RM: What were your lodestar books while writing The Pink Hotel?
LJ: I set out to write a novel that would be some kind of melding of J.G Ballard’s Highrise and Kay Thompson’s Eloise. But as it progressed through rewrites, I turned to Rumaan Alam’s Leave the World Behind and Lydia Millet’s The Children’s Bible—both incredible novels.
RM: You’ve worked with the same editor, Daphne Durham, on all three of your novels. What has it been like to grow as a writer and build your career in that context?
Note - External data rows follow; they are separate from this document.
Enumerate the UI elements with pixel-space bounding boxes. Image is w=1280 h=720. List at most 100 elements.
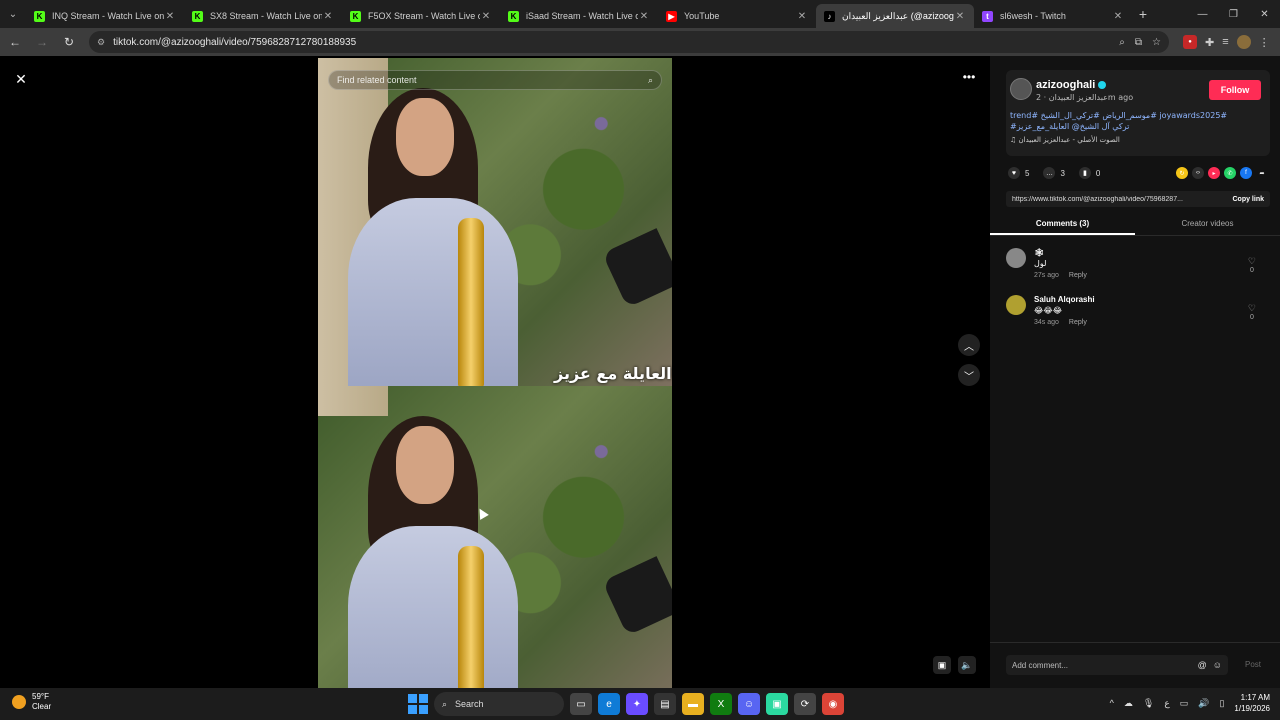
close-tab-icon[interactable]: ✕	[954, 11, 966, 22]
close-tab-icon[interactable]: ✕	[638, 11, 650, 22]
save-stat[interactable]: ▮ 0	[1078, 167, 1100, 179]
heart-icon[interactable]: ♥	[1008, 167, 1020, 179]
close-window-icon[interactable]: ✕	[1249, 0, 1280, 28]
heart-outline-icon[interactable]: ♡	[1248, 256, 1256, 266]
embed-icon[interactable]: ‹›	[1192, 167, 1204, 179]
tab-search-menu-button[interactable]: ⌄	[0, 0, 26, 28]
minimize-icon[interactable]: —	[1187, 0, 1218, 28]
previous-video-button[interactable]: ︿	[958, 334, 980, 356]
copilot-icon[interactable]: ✦	[626, 693, 648, 715]
send-to-friends-icon[interactable]: ▸	[1208, 167, 1220, 179]
discord-icon[interactable]: ☺	[738, 693, 760, 715]
comment-stat[interactable]: … 3	[1043, 167, 1065, 179]
close-tab-icon[interactable]: ✕	[480, 11, 492, 22]
close-tab-icon[interactable]: ✕	[164, 11, 176, 22]
address-bar[interactable]: ⚙ tiktok.com/@azizooghali/video/75968287…	[89, 31, 1169, 53]
task-view-icon[interactable]: ▭	[570, 693, 592, 715]
clock[interactable]: 1:17 AM 1/19/2026	[1234, 692, 1270, 714]
back-icon[interactable]: ←	[3, 30, 27, 54]
post-button[interactable]: Post	[1245, 660, 1261, 669]
tab-comments[interactable]: Comments (3)	[990, 216, 1135, 235]
commenter-name[interactable]: 🕸	[1034, 248, 1044, 257]
comment-like-button[interactable]: ♡ 0	[1248, 256, 1256, 274]
share-link-text[interactable]: https://www.tiktok.com/@azizooghali/vide…	[1012, 196, 1226, 203]
video-hashtags[interactable]: #joyawards2025 #موسم_الرياض #تركي_ال_الش…	[1010, 110, 1266, 132]
reload-icon[interactable]: ↻	[57, 30, 81, 54]
chrome-icon[interactable]: ◉	[822, 693, 844, 715]
whatsapp-icon[interactable]: ✆	[1224, 167, 1236, 179]
reply-button[interactable]: Reply	[1069, 319, 1087, 326]
zoom-icon[interactable]: ⌕	[1119, 37, 1125, 48]
browser-tab[interactable]: K SX8 Stream - Watch Live on Kick ✕	[184, 4, 342, 28]
battery-icon[interactable]: ▯	[1219, 698, 1224, 709]
close-tab-icon[interactable]: ✕	[1112, 11, 1124, 22]
tiktok-video-page: ✕ Find related content ⌕ العايلة مع عزيز…	[0, 56, 1280, 688]
new-tab-button[interactable]: +	[1132, 6, 1154, 22]
bookmark-icon[interactable]: ▮	[1078, 167, 1091, 179]
app-icon[interactable]: ⟳	[794, 693, 816, 715]
forward-icon[interactable]: →	[30, 30, 54, 54]
browser-tab[interactable]: K INQ Stream - Watch Live on Kick ✕	[26, 4, 184, 28]
follow-button[interactable]: Follow	[1209, 80, 1261, 100]
close-video-button[interactable]: ✕	[10, 68, 32, 90]
url-text[interactable]: tiktok.com/@azizooghali/video/7596828712…	[113, 37, 1119, 48]
install-app-icon[interactable]: ⧉	[1135, 37, 1142, 48]
xbox-icon[interactable]: X	[710, 693, 732, 715]
restore-icon[interactable]: ❐	[1218, 0, 1249, 28]
extensions-puzzle-icon[interactable]: ✚	[1205, 36, 1214, 49]
commenter-avatar[interactable]	[1006, 248, 1026, 268]
app-icon[interactable]: ▣	[766, 693, 788, 715]
mention-icon[interactable]: @	[1198, 660, 1207, 670]
copy-link-button[interactable]: Copy link	[1232, 196, 1264, 203]
taskbar-search[interactable]: ⌕ Search	[434, 692, 564, 716]
browser-tab[interactable]: K iSaad Stream - Watch Live on Kick ✕	[500, 4, 658, 28]
windows-start-icon[interactable]	[408, 694, 428, 714]
volume-icon[interactable]: 🔊	[1198, 698, 1209, 709]
extension-icon[interactable]: ●	[1183, 35, 1197, 49]
site-info-icon[interactable]: ⚙	[97, 37, 105, 48]
comment-like-button[interactable]: ♡ 0	[1248, 303, 1256, 321]
weather-widget[interactable]: 59°F Clear	[12, 692, 51, 712]
creator-username[interactable]: azizooghali	[1036, 79, 1095, 91]
store-icon[interactable]: ▤	[654, 693, 676, 715]
browser-tab[interactable]: t sl6wesh - Twitch ✕	[974, 4, 1132, 28]
video-player[interactable]: Find related content ⌕ العايلة مع عزيز	[318, 58, 672, 688]
emoji-icon[interactable]: ☺	[1213, 660, 1222, 670]
microphone-icon[interactable]: 🎙	[1143, 698, 1154, 709]
file-explorer-icon[interactable]: ▬	[682, 693, 704, 715]
share-arrow-icon[interactable]: ➦	[1256, 167, 1268, 179]
close-tab-icon[interactable]: ✕	[322, 11, 334, 22]
bookmark-star-icon[interactable]: ☆	[1152, 37, 1161, 48]
creator-avatar[interactable]	[1010, 78, 1032, 100]
repost-icon[interactable]: ↻	[1176, 167, 1188, 179]
onedrive-icon[interactable]: ☁	[1124, 698, 1133, 709]
browser-menu-icon[interactable]: ⋮	[1259, 36, 1270, 49]
like-stat[interactable]: ♥ 5	[1008, 167, 1029, 179]
chevron-up-icon[interactable]: ^	[1110, 698, 1114, 708]
browser-tab[interactable]: ▶ YouTube ✕	[658, 4, 816, 28]
floating-player-icon[interactable]: ▣	[933, 656, 951, 674]
browser-tab[interactable]: K F5OX Stream - Watch Live on Kick ✕	[342, 4, 500, 28]
comment-icon[interactable]: …	[1043, 167, 1056, 179]
tab-media-icon[interactable]: ≡	[1222, 36, 1228, 48]
commenter-avatar[interactable]	[1006, 295, 1026, 315]
commenter-name[interactable]: Saluh Alqorashi	[1034, 295, 1095, 304]
find-related-search[interactable]: Find related content ⌕	[328, 70, 662, 90]
browser-tab-active[interactable]: ♪ عبدالعزيز العبيدان (@azizooghali) ✕	[816, 4, 974, 28]
facebook-icon[interactable]: f	[1240, 167, 1252, 179]
heart-outline-icon[interactable]: ♡	[1248, 303, 1256, 313]
edge-icon[interactable]: e	[598, 693, 620, 715]
network-icon[interactable]: ▭	[1180, 698, 1189, 709]
volume-icon[interactable]: 🔈	[958, 656, 976, 674]
original-sound-link[interactable]: ♫ الصوت الأصلي - عبدالعزيز العبيدان	[1010, 136, 1120, 144]
close-tab-icon[interactable]: ✕	[796, 11, 808, 22]
profile-avatar-icon[interactable]	[1236, 35, 1251, 49]
comment-item: 🕸 لول 27s ago Reply ♡ 0	[1006, 248, 1270, 288]
language-icon[interactable]: ع	[1164, 698, 1169, 709]
next-video-button[interactable]: ﹀	[958, 364, 980, 386]
comment-input[interactable]: Add comment... @ ☺	[1006, 655, 1228, 675]
reply-button[interactable]: Reply	[1069, 272, 1087, 279]
tab-creator-videos[interactable]: Creator videos	[1135, 216, 1280, 235]
search-icon[interactable]: ⌕	[648, 75, 653, 86]
more-options-icon[interactable]: •••	[958, 70, 980, 86]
LJ: I’ve been very lucky. Daphne’s also a fan of women on the edge. I think she must have a rage diamond too. We’re kindred spirits that way. I honestly can’t imagine working with anyone else. She’s very open to my insane ideas. When I pitched her this book, I sounded absolutely crazy—“There’s going to be wildfires and wild cats and an orgy but it’s also a takedown of late-stage capitalism and influencer worship and society’s complicity in our own demise”—but she was all in. And then I remember at some point after I turned the book in, I kept referring to it as being “ambitious,” and she said to stop calling it ambitious because I had accomplished what I’d set out to do. Writers everywhere should all be so lucky as to have someone like that in their corner.
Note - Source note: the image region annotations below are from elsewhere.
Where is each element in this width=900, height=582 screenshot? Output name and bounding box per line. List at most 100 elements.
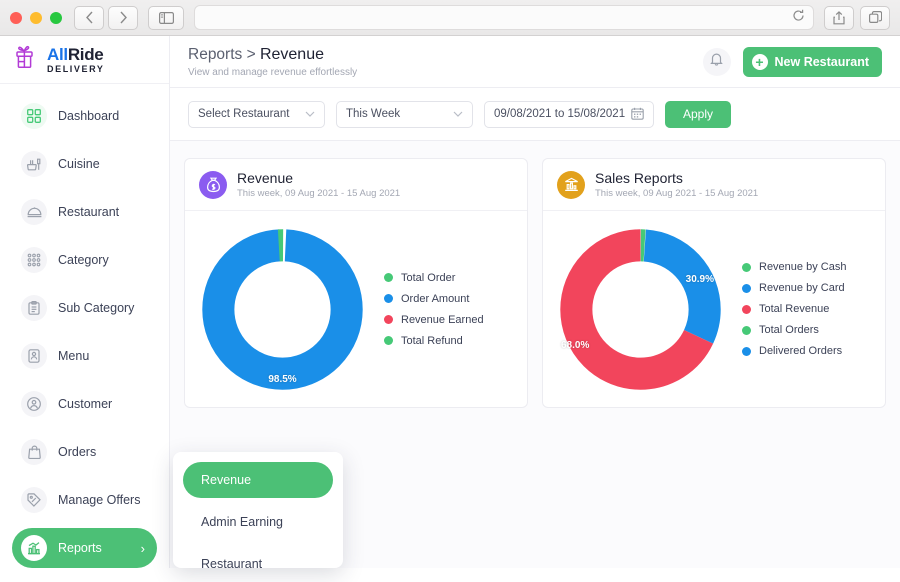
legend-color-swatch	[742, 346, 751, 356]
brand-name-first: All	[47, 44, 68, 64]
sidebar-item-restaurant[interactable]: Restaurant	[12, 192, 157, 232]
address-bar[interactable]	[194, 5, 814, 30]
restaurant-select[interactable]: Select Restaurant	[188, 100, 325, 128]
legend-label: Revenue by Card	[759, 282, 845, 294]
date-range-input[interactable]: 09/08/2021 to 15/08/2021	[484, 100, 654, 128]
sales-blue-slice-label: 30.9%	[685, 273, 714, 285]
browser-toolbar	[0, 0, 900, 36]
restaurant-dome-icon	[21, 199, 47, 225]
forward-button[interactable]	[108, 5, 138, 30]
legend-label: Total Revenue	[759, 303, 830, 315]
chevron-down-icon	[305, 109, 315, 119]
legend-label: Revenue by Cash	[759, 261, 847, 273]
sales-reports-donut-chart[interactable]: 30.9% 68.0%	[553, 222, 728, 397]
legend-item: Total Orders	[742, 324, 846, 336]
reload-icon[interactable]	[792, 9, 805, 27]
revenue-donut-chart[interactable]: 98.5%	[195, 222, 370, 397]
calendar-icon[interactable]	[631, 107, 644, 122]
revenue-card-subtitle: This week, 09 Aug 2021 - 15 Aug 2021	[237, 188, 401, 199]
breadcrumb-parent[interactable]: Reports >	[188, 46, 260, 63]
sidebar-item-label: Restaurant	[58, 205, 120, 219]
sales-reports-card-header: Sales Reports This week, 09 Aug 2021 - 1…	[543, 159, 885, 211]
legend-label: Total Orders	[759, 324, 819, 336]
sales-red-slice-label: 68.0%	[561, 339, 590, 351]
legend-item: Total Order	[384, 272, 484, 284]
cuisine-icon	[21, 151, 47, 177]
window-controls	[10, 11, 62, 24]
revenue-card-title: Revenue	[237, 170, 294, 186]
sidebar-item-label: Sub Category	[58, 301, 135, 315]
clipboard-icon	[21, 295, 47, 321]
close-window-button[interactable]	[10, 11, 22, 24]
submenu-item-restaurant[interactable]: Restaurant	[183, 546, 333, 582]
page-title: Revenue	[259, 45, 324, 63]
sidebar-item-reports[interactable]: Reports ›	[12, 528, 157, 568]
revenue-slice-label: 98.5%	[268, 373, 297, 385]
brand-name-second: Ride	[67, 44, 104, 64]
submenu-item-admin-earning[interactable]: Admin Earning	[183, 504, 333, 540]
legend-color-swatch	[384, 294, 393, 303]
legend-item: Total Refund	[384, 335, 484, 347]
sidebar-item-category[interactable]: Category	[12, 240, 157, 280]
grid-icon	[21, 103, 47, 129]
chevron-right-icon: ›	[140, 540, 145, 556]
sidebar-item-dashboard[interactable]: Dashboard	[12, 96, 157, 136]
bank-chart-icon	[557, 170, 585, 199]
maximize-window-button[interactable]	[50, 11, 62, 24]
legend-item: Revenue by Card	[742, 282, 846, 294]
reports-submenu: Revenue Admin Earning Restaurant	[173, 452, 343, 571]
back-button[interactable]	[74, 5, 104, 30]
sales-reports-legend: Revenue by Cash Revenue by Card Total Re…	[742, 261, 846, 357]
bell-icon	[710, 52, 723, 71]
share-icon[interactable]	[824, 5, 854, 30]
add-restaurant-button[interactable]: + New Restaurant	[742, 46, 882, 77]
sales-reports-card-subtitle: This week, 09 Aug 2021 - 15 Aug 2021	[595, 188, 759, 199]
legend-color-swatch	[384, 336, 393, 345]
reports-chart-icon	[21, 535, 47, 561]
category-grid-icon	[21, 247, 47, 273]
legend-item: Revenue by Cash	[742, 261, 846, 273]
sidebar-item-label: Manage Offers	[58, 493, 141, 507]
sidebar-toggle-icon[interactable]	[148, 5, 184, 30]
legend-color-swatch	[384, 315, 393, 324]
orders-bag-icon	[21, 439, 47, 465]
date-range-value: 09/08/2021 to 15/08/2021	[494, 108, 626, 120]
minimize-window-button[interactable]	[30, 11, 42, 24]
sidebar-item-manage-offers[interactable]: Manage Offers	[12, 480, 157, 520]
plus-circle-icon: +	[751, 53, 768, 70]
sidebar-item-orders[interactable]: Orders	[12, 432, 157, 472]
legend-color-swatch	[384, 273, 393, 282]
legend-item: Order Amount	[384, 293, 484, 305]
legend-label: Order Amount	[401, 292, 470, 305]
revenue-legend: Total Order Order Amount Revenue Earned …	[384, 272, 484, 347]
topbar: Reports > Revenue View and manage revenu…	[170, 36, 900, 88]
legend-label: Total Refund	[401, 334, 463, 347]
navigation-buttons	[74, 5, 138, 30]
sidebar-item-label: Category	[58, 253, 109, 267]
money-bag-icon	[199, 170, 227, 199]
sidebar-item-customer[interactable]: Customer	[12, 384, 157, 424]
period-select-value: This Week	[346, 108, 401, 120]
gift-box-icon	[14, 43, 40, 76]
legend-color-swatch	[742, 325, 751, 335]
tabs-icon[interactable]	[860, 5, 890, 30]
topbar-actions: + New Restaurant	[702, 46, 882, 77]
sidebar-item-cuisine[interactable]: Cuisine	[12, 144, 157, 184]
sidebar-item-menu[interactable]: Menu	[12, 336, 157, 376]
legend-item: Delivered Orders	[742, 345, 846, 357]
notifications-button[interactable]	[702, 47, 731, 76]
brand-text: AllRide DELIVERY	[47, 46, 104, 74]
add-restaurant-label: New Restaurant	[774, 54, 869, 69]
period-select[interactable]: This Week	[336, 100, 473, 128]
apply-button[interactable]: Apply	[665, 100, 732, 128]
legend-label: Revenue Earned	[401, 313, 484, 326]
menu-book-icon	[21, 343, 47, 369]
brand-logo[interactable]: AllRide DELIVERY	[0, 36, 169, 84]
offer-tag-icon	[21, 487, 47, 513]
sidebar-item-sub-category[interactable]: Sub Category	[12, 288, 157, 328]
sidebar: AllRide DELIVERY Dashboard Cuisine Resta…	[0, 36, 170, 568]
legend-item: Total Revenue	[742, 303, 846, 315]
submenu-item-revenue[interactable]: Revenue	[183, 462, 333, 498]
app-root: AllRide DELIVERY Dashboard Cuisine Resta…	[0, 36, 900, 571]
legend-color-swatch	[742, 262, 751, 272]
RM: My debut novel is coming out in July 2023, and I can’t fathom how one replicates the process of writing a novel a second time, let alone a third. What was the experience of writing your third novel like compared to your first and second?
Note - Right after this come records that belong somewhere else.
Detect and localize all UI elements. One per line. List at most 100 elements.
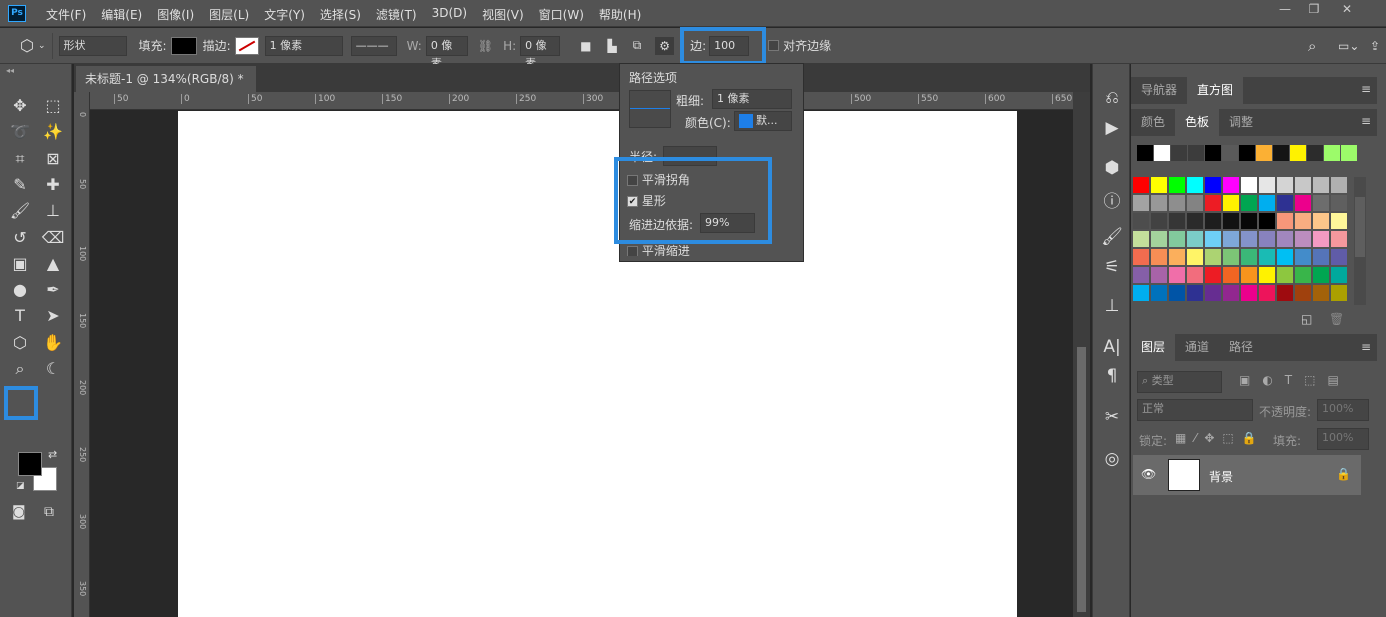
recent-swatch[interactable] — [1239, 145, 1255, 161]
smooth-indents-option[interactable]: 平滑缩进 — [627, 242, 690, 256]
quick-mask-icon[interactable]: ◙ — [12, 504, 26, 520]
color-swatch[interactable] — [1295, 249, 1311, 265]
panel-menu-icon[interactable]: ≡ — [1361, 82, 1371, 96]
brush-settings-icon[interactable]: ⚟ — [1093, 257, 1131, 277]
delete-swatch-icon[interactable]: 🗑 — [1329, 312, 1344, 326]
color-swatch[interactable] — [1205, 249, 1221, 265]
path-arrangement-icon[interactable]: ⧉ — [633, 38, 642, 53]
color-swatch[interactable] — [1151, 177, 1167, 193]
scroll-thumb[interactable] — [1077, 347, 1086, 612]
lasso-tool-icon[interactable]: ➰ — [8, 120, 32, 144]
color-swatch[interactable] — [1331, 213, 1347, 229]
color-swatch[interactable] — [1241, 213, 1257, 229]
color-swatch[interactable] — [1169, 213, 1185, 229]
color-swatch[interactable] — [1169, 195, 1185, 211]
height-field[interactable]: 0 像素 — [520, 35, 561, 70]
vertical-scrollbar[interactable] — [1073, 92, 1090, 617]
color-swatch[interactable] — [1187, 285, 1203, 301]
color-swatch[interactable] — [1241, 177, 1257, 193]
color-swatch[interactable] — [1133, 285, 1149, 301]
polygon-tool-icon[interactable]: ⬡ — [8, 331, 32, 355]
color-swatch[interactable] — [1223, 285, 1239, 301]
panel-tab[interactable]: 色板 — [1175, 109, 1220, 136]
stroke-width-field[interactable]: 1 像素 — [264, 35, 343, 56]
menu-item[interactable]: 视图(V) — [482, 6, 524, 23]
panel-tab[interactable]: 调整 — [1219, 109, 1263, 136]
color-swatch[interactable] — [1133, 267, 1149, 283]
recent-swatch[interactable] — [1256, 145, 1272, 161]
color-swatch[interactable] — [1259, 231, 1275, 247]
hexagon-tool-preset-icon[interactable]: ⬡ — [20, 36, 34, 55]
recent-swatch[interactable] — [1324, 145, 1340, 161]
color-swatch[interactable] — [1187, 213, 1203, 229]
color-swatch[interactable] — [1259, 285, 1275, 301]
color-swatch[interactable] — [1133, 213, 1149, 229]
stroke-color-swatch[interactable] — [234, 36, 259, 55]
color-swatch[interactable] — [1277, 231, 1293, 247]
color-swatch[interactable] — [1187, 195, 1203, 211]
color-swatch[interactable] — [1259, 267, 1275, 283]
color-swatch[interactable] — [1313, 177, 1329, 193]
gradient-tool-icon[interactable]: ▣ — [8, 252, 32, 276]
recent-swatch[interactable] — [1290, 145, 1306, 161]
color-swatch[interactable] — [1313, 249, 1329, 265]
color-swatch[interactable] — [1223, 177, 1239, 193]
tool-presets-icon[interactable]: ✂ — [1093, 407, 1131, 427]
color-swatch[interactable] — [1277, 195, 1293, 211]
menu-item[interactable]: 3D(D) — [432, 6, 467, 23]
properties-icon[interactable]: ◎ — [1093, 449, 1131, 469]
color-swatch[interactable] — [1151, 285, 1167, 301]
color-swatch[interactable] — [1151, 231, 1167, 247]
recent-swatch[interactable] — [1222, 145, 1238, 161]
recent-swatch[interactable] — [1171, 145, 1187, 161]
screen-mode-icon[interactable]: ⧉ — [44, 504, 54, 520]
history-brush-icon[interactable]: ↺ — [8, 226, 32, 250]
color-swatch[interactable] — [1187, 249, 1203, 265]
color-swatch[interactable] — [1259, 213, 1275, 229]
color-swatch[interactable] — [1241, 249, 1257, 265]
color-swatch[interactable] — [1205, 231, 1221, 247]
align-edges-checkbox[interactable] — [768, 40, 780, 51]
indent-field[interactable]: 99% — [700, 213, 755, 233]
color-swatch[interactable] — [1169, 267, 1185, 283]
minimize-button[interactable]: — — [1272, 2, 1298, 18]
panel-tab[interactable]: 图层 — [1131, 334, 1176, 361]
stamp-tool-icon[interactable]: ⊥ — [41, 199, 65, 223]
color-swatch[interactable] — [1295, 267, 1311, 283]
color-swatch[interactable] — [1223, 267, 1239, 283]
3d-icon[interactable]: ⬢ — [1093, 158, 1131, 178]
magic-wand-icon[interactable]: ✨ — [41, 120, 65, 144]
color-swatch[interactable] — [1331, 249, 1347, 265]
menu-item[interactable]: 图层(L) — [209, 6, 249, 23]
color-swatch[interactable] — [1223, 231, 1239, 247]
visibility-eye-icon[interactable]: 👁 — [1141, 467, 1156, 481]
color-swatch[interactable] — [1133, 177, 1149, 193]
default-colors-icon[interactable]: ◪ — [16, 481, 25, 491]
color-swatch[interactable] — [1295, 195, 1311, 211]
banana-icon[interactable]: ☾ — [41, 357, 65, 381]
color-swatch[interactable] — [1133, 231, 1149, 247]
panel-tab[interactable]: 通道 — [1175, 334, 1219, 361]
color-swatch[interactable] — [1133, 249, 1149, 265]
clone-source-icon[interactable]: ⊥ — [1093, 296, 1131, 316]
type-tool-icon[interactable]: T — [8, 304, 32, 328]
search-icon[interactable]: ⌕ — [1308, 37, 1316, 55]
stroke-type-select[interactable]: ——— — [350, 35, 397, 56]
color-swatch[interactable] — [1313, 213, 1329, 229]
fill-field[interactable]: 100% — [1317, 428, 1369, 450]
swatch-scrollbar[interactable] — [1354, 177, 1366, 305]
opacity-field[interactable]: 100% — [1317, 399, 1369, 421]
recent-swatch[interactable] — [1307, 145, 1323, 161]
smooth-corners-option[interactable]: 平滑拐角 — [627, 171, 690, 188]
link-icon[interactable]: ⛓ — [478, 39, 493, 53]
color-swatch[interactable] — [1295, 285, 1311, 301]
hand-tool-icon[interactable]: ✋ — [41, 331, 65, 355]
color-swatch[interactable] — [1169, 231, 1185, 247]
star-checkbox[interactable]: ✔ — [627, 196, 638, 207]
color-swatch[interactable] — [1151, 267, 1167, 283]
color-swatch[interactable] — [1223, 213, 1239, 229]
close-window-button[interactable]: ✕ — [1334, 2, 1360, 18]
share-icon[interactable]: ⇪ — [1370, 39, 1380, 53]
color-swatch[interactable] — [1151, 195, 1167, 211]
panel-tab[interactable]: 路径 — [1219, 334, 1263, 361]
LJ: Yes, congratulations! I’m very excited to read All-Night Pharmacy. I felt similarly bewildered after Catalina. Looking back at the process of writing a novel is incredibly daunting. But when you’re in the thick of it, nothing else matters. It’s like being in a fugue state. I’ll sacrifice pretty much anything to get the words right and to hit the finish line. When I was writing The Worst Kind of Want, I was at the desk for so long I was wearing compression stockings and wrist guards and twice I had to get steroid injections in my fingers from swelling. After that novel I swore I’d take better care of myself but then when I needed to finish writing The Pink Hotel, I sold all my belongings and moved out of the country. So I’m not sure if writing my third novel was much different than the first two—maybe just a different kind of crazy. Every novel has to be its own adventure.